Pivod’s technology lighting the world

PERTH-based Pivod Technologies is lighting up the museums of the globe with its highly creative brand of audio visual technology.

The company’s multi-million dollar export creations are on display at museums in Australia, the Middle East and Asia.

They are audio visual extravaganzas – veritable smorgasbords of futuristic technology that would sit comfortably in a high-budget Hollywood blockbuster.

At the exotic eastern setting of the $250 million King Abdul-Aziz Museum in Riyadh, Saudi Arabia, Pivod’s $5 million creation consists of a technological marriage of laser, lighting, animatronics and smoke shows to recreate the ancient history of kings, princes, sultans and their country’s people.

Similar wizardy is on offer at Singapore’s Discovery Centre.

The brains, or techno-wizardy, behind this is Phillip Jenkins who founded this company more than a decade ago from his home office in Nedlands. Until September 1999 it was known as Audio Visual Consulting.

Now regarded as one of the world’s highest profile designers, Mr Jenkins dreams up an audio visual concept for clients and then makes the contractual arrangements with electronics engineers, computer engineers, architects, computer programmers and interior designers around the world to bring it together.

His success recipe has drawn on a healthy smattering of creative genius, judicious use of alliances with foreign partners and bucket loads of patience.

Recently he moved into offices on Stirling Highway, where he employs 18 people.
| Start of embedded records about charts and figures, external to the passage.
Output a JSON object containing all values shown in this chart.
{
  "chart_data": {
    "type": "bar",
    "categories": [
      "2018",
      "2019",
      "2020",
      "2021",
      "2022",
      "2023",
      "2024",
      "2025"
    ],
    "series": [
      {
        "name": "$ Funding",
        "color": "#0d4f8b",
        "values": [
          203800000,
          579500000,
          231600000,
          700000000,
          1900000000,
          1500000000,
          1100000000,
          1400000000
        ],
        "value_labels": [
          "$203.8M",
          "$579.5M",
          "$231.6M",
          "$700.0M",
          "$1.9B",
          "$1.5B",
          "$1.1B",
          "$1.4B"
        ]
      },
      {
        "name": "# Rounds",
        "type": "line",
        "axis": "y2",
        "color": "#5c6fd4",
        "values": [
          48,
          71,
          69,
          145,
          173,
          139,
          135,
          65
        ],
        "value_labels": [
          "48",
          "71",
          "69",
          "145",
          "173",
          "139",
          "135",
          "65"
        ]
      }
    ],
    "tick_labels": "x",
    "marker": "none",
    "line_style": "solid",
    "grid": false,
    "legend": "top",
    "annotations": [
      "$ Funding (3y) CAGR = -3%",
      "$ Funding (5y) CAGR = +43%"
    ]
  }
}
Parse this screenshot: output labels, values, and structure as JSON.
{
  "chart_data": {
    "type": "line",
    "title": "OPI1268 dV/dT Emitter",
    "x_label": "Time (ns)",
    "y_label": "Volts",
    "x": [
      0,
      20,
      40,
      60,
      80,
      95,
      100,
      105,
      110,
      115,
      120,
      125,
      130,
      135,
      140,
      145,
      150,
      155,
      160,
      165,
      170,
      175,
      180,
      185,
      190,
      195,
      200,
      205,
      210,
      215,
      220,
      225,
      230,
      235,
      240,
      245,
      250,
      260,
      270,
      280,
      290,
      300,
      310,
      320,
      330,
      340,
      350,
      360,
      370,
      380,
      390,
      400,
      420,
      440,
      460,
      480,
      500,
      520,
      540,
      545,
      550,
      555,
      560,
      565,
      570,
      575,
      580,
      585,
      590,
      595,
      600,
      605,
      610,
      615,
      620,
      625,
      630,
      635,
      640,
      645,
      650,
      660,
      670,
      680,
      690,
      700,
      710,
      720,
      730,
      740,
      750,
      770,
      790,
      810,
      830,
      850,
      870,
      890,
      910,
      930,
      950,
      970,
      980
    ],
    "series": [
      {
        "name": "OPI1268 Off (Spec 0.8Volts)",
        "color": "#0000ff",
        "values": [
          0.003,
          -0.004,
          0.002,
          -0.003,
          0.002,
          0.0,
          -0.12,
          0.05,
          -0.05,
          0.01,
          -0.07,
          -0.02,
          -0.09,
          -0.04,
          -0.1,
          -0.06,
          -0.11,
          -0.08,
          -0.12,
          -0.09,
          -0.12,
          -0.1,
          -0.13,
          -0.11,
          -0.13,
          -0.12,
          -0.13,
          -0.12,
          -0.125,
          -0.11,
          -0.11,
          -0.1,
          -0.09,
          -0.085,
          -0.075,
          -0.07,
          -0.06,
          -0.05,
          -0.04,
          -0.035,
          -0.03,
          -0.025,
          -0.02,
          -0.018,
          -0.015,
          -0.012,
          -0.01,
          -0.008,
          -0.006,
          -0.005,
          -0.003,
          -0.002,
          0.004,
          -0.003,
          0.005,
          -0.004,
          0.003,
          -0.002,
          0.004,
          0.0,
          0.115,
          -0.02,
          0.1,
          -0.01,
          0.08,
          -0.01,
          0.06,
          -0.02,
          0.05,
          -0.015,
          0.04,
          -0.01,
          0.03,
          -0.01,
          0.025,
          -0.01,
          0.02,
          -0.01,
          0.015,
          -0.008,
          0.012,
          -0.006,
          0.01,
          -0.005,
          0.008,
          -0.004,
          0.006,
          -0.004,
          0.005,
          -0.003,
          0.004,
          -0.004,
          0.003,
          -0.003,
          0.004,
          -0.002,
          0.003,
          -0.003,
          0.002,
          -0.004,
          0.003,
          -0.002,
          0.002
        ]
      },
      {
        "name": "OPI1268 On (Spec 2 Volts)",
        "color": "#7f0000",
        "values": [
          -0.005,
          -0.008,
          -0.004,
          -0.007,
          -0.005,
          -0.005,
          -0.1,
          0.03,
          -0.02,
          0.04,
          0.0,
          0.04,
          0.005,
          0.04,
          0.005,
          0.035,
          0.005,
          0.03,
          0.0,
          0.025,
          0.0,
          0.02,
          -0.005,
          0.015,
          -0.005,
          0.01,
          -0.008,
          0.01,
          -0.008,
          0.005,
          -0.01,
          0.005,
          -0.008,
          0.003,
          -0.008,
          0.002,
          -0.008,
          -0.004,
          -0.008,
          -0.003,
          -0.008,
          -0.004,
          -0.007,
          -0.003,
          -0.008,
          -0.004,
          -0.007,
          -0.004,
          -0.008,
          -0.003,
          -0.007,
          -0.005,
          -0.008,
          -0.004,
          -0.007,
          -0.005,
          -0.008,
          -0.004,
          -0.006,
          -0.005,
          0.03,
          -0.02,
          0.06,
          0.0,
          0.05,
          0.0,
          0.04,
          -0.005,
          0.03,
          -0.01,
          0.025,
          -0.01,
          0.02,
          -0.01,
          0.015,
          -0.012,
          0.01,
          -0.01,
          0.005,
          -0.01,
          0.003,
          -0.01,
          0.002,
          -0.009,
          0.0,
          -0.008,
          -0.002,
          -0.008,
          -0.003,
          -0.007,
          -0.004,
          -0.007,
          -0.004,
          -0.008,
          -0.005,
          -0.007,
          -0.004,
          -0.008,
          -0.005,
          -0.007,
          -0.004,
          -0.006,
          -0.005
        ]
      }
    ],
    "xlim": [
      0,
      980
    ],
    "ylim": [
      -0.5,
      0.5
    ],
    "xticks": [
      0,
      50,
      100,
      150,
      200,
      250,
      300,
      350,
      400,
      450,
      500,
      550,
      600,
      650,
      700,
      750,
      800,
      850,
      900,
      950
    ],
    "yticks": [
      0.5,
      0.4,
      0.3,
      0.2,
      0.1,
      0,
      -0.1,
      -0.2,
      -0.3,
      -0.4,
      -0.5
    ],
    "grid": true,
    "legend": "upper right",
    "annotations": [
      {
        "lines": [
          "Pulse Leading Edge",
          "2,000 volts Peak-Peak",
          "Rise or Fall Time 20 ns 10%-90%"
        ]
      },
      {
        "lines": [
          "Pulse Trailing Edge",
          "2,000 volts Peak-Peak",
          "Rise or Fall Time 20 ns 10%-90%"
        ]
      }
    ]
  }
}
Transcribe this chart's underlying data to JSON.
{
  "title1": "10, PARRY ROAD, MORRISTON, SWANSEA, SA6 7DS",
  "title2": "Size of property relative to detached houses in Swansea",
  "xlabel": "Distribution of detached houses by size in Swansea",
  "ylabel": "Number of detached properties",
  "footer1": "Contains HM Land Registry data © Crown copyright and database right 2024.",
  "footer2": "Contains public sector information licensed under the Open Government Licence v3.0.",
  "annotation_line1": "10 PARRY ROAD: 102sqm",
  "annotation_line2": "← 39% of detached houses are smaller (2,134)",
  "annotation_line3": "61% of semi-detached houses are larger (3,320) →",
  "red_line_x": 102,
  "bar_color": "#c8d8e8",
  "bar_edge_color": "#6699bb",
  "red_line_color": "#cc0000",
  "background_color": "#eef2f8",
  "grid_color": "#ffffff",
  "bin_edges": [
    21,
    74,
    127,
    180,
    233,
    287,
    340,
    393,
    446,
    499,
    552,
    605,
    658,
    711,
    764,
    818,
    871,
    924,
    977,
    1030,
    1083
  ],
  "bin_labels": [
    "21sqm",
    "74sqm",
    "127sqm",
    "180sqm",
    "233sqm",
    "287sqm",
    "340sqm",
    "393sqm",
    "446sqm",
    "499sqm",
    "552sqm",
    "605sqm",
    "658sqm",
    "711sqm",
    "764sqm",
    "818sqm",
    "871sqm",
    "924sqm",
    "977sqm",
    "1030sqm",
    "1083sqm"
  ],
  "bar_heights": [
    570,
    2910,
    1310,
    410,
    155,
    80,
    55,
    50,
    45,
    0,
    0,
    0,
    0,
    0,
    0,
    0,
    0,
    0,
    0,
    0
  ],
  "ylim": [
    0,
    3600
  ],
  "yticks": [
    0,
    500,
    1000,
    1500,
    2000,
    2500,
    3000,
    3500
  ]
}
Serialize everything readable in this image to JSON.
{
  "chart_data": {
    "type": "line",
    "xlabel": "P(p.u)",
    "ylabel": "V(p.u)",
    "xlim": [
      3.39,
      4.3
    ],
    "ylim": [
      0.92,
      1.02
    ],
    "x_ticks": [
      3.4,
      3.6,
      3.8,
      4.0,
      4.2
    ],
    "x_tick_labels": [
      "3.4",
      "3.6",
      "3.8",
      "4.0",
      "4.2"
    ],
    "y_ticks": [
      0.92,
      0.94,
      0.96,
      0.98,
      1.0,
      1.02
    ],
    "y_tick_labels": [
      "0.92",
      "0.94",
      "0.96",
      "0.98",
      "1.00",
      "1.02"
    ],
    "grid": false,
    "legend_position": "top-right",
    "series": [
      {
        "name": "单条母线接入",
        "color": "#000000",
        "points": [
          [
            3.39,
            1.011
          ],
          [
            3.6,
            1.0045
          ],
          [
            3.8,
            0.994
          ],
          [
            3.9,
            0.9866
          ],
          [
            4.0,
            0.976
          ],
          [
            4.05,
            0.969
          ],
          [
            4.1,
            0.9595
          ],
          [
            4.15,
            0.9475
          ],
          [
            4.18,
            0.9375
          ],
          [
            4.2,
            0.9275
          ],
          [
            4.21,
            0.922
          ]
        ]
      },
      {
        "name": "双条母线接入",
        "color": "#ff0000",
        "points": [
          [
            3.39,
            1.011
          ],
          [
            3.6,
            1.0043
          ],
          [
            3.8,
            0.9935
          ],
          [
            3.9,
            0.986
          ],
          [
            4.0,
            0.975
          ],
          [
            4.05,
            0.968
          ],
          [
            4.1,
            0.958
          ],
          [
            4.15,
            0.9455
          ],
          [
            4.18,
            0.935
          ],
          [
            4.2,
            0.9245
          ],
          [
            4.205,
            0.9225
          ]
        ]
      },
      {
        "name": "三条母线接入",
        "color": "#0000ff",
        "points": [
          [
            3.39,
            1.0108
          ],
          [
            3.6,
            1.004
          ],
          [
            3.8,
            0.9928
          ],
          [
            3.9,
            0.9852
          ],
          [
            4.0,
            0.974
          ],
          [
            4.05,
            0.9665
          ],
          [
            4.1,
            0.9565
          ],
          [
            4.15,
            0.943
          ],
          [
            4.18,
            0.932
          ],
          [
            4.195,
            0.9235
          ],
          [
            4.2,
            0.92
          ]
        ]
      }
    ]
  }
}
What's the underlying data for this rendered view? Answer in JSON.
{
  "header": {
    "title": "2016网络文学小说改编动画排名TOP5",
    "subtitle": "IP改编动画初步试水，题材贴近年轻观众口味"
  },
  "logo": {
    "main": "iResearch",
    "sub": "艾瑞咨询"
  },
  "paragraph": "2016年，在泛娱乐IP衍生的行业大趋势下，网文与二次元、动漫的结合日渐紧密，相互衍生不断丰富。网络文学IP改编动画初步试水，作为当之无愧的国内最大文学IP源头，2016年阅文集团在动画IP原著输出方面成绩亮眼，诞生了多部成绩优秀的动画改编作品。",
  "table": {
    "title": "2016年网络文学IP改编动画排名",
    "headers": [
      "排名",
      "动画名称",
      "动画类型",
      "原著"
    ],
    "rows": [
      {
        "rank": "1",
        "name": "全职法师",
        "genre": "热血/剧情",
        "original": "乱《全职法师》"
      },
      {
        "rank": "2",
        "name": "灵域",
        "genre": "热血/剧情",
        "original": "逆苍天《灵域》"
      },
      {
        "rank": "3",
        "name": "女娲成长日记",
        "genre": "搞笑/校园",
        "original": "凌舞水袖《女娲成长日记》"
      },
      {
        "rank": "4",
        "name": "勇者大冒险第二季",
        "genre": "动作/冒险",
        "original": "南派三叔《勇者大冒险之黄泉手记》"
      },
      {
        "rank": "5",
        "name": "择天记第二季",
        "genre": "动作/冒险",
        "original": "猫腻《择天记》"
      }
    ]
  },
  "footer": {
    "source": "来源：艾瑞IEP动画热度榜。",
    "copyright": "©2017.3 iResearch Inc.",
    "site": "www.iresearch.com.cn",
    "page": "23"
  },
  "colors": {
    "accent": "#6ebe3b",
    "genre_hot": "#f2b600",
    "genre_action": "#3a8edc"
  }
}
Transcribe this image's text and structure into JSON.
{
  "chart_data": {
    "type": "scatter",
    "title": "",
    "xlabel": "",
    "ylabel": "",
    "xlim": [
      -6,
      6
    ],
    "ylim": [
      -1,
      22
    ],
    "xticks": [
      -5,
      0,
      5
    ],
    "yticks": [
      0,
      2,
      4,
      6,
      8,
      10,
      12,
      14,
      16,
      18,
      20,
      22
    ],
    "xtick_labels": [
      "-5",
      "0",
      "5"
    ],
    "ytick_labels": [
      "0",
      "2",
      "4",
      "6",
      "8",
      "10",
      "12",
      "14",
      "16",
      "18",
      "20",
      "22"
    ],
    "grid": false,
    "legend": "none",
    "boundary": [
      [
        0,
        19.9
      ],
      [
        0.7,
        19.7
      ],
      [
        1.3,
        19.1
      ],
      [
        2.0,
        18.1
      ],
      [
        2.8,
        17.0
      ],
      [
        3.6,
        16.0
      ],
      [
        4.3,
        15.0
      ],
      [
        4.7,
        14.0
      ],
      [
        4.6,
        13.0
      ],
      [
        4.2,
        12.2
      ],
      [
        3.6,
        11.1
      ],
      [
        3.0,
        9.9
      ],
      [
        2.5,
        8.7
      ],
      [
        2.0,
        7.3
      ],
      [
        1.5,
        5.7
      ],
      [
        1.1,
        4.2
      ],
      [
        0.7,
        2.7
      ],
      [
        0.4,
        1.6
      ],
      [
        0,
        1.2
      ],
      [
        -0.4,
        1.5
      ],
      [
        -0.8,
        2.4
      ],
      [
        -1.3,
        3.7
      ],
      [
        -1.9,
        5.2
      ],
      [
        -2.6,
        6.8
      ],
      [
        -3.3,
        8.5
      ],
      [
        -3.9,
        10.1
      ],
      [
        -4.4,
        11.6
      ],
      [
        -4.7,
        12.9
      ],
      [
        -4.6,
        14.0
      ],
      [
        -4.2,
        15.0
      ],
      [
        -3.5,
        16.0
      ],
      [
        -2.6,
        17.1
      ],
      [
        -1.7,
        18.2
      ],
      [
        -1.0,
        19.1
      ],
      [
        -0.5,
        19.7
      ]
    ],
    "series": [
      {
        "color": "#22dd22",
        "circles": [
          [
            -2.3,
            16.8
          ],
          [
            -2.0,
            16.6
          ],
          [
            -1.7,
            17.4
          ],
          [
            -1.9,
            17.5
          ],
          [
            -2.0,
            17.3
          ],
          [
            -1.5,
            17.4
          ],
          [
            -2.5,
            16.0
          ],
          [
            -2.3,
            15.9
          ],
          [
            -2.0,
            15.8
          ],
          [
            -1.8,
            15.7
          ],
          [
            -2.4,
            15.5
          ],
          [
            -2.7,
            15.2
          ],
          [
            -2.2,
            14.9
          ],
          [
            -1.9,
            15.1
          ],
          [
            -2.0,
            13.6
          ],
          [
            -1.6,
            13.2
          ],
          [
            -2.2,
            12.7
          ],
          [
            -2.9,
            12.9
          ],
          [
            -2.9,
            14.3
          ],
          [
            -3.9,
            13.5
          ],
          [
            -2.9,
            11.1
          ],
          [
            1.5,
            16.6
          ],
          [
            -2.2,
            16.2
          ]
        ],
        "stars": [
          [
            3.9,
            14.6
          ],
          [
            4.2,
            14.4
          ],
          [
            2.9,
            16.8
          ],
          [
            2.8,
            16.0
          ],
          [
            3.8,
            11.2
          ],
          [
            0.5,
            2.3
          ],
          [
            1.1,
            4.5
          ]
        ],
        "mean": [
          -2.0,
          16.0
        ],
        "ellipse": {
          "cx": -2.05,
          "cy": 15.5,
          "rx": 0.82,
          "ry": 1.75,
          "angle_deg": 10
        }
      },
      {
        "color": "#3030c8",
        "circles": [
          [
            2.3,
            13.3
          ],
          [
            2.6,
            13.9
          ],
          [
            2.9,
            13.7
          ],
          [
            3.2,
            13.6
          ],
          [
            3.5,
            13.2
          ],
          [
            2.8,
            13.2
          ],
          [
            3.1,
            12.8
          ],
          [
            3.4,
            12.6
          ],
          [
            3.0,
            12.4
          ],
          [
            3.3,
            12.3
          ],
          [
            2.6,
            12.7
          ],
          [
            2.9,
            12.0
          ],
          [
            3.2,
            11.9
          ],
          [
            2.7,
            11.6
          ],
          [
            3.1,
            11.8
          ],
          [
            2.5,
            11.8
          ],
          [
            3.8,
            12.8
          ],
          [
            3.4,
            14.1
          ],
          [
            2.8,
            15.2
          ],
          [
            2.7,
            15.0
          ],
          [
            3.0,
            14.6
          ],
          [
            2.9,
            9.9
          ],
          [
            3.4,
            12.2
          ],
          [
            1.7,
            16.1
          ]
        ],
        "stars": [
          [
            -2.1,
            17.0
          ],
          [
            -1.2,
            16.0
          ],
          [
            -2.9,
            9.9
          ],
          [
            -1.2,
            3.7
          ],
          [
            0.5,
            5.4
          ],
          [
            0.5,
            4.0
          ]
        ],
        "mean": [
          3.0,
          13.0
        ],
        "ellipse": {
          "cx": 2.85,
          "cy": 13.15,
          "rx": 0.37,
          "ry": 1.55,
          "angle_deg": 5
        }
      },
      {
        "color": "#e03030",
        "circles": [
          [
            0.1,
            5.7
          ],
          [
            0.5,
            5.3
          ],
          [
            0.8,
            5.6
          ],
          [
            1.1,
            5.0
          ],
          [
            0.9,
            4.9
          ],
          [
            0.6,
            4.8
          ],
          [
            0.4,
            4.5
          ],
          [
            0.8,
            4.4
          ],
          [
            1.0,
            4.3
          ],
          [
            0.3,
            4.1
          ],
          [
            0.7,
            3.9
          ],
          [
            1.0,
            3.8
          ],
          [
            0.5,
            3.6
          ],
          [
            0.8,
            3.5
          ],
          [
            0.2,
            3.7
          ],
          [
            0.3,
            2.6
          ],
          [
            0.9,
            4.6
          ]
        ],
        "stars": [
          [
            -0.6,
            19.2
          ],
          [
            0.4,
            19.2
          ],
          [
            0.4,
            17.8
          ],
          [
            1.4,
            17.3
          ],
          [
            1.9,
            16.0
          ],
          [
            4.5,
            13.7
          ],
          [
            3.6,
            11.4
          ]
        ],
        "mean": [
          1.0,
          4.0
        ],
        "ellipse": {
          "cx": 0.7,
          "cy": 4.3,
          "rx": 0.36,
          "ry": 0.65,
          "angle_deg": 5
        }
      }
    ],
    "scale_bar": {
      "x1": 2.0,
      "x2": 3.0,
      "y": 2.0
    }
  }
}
A Melbourne office employs two people and Pivod is preparing to expand into London, New York and Geneva.

Mr Jenkins said his education in audio visual technology was based on 25 years’ experience rather than formal training and the “ups and downs” of business life had provided the “richness of experience” to make Pivod Technologies ripe for the world stage.

Some deep soul searching last year and consultation with his wife Carol and daughters Jessica and Julia, culminated in a three-year global expansion plan that involves taking on public investors this year.

His core product is video streaming and storage integrated to control and management systems. Its web interface can be applied to home entertainment systems, remote sites and buildings communication systems.

In June, Pivod signed a joint venture agreement with US-based Vianet to allow Internet users to enjoy high-quality video mail and video conferencing over high-speed dial up connections.

Under the deal Pivod will use its website to supply Vianet’s wavelet technologies – a powerful technique for streaming large video files.

Mr Jenkins predicts Pivod will achieve a $20 million annual turnover by Christmas as pending contracts are finalised.

“I don’t expect things to happen overnight, but we will be a $100 million company in the not too distant future. My time is now,” he said.

Pivod’s resume also includes corporate buildings in Australia and Asia, Federal Airports and Australian mining companies.

It was close to signing a $5.45 million contract for a technology centre in Saudi Arabia and is carving a stronger presence in the domestic market.

It has won a $1.5 million contract to install a video-on-demand multi-media system at Museum Victoria and is negotiating to supply systems for another four museums and technology centres across the country.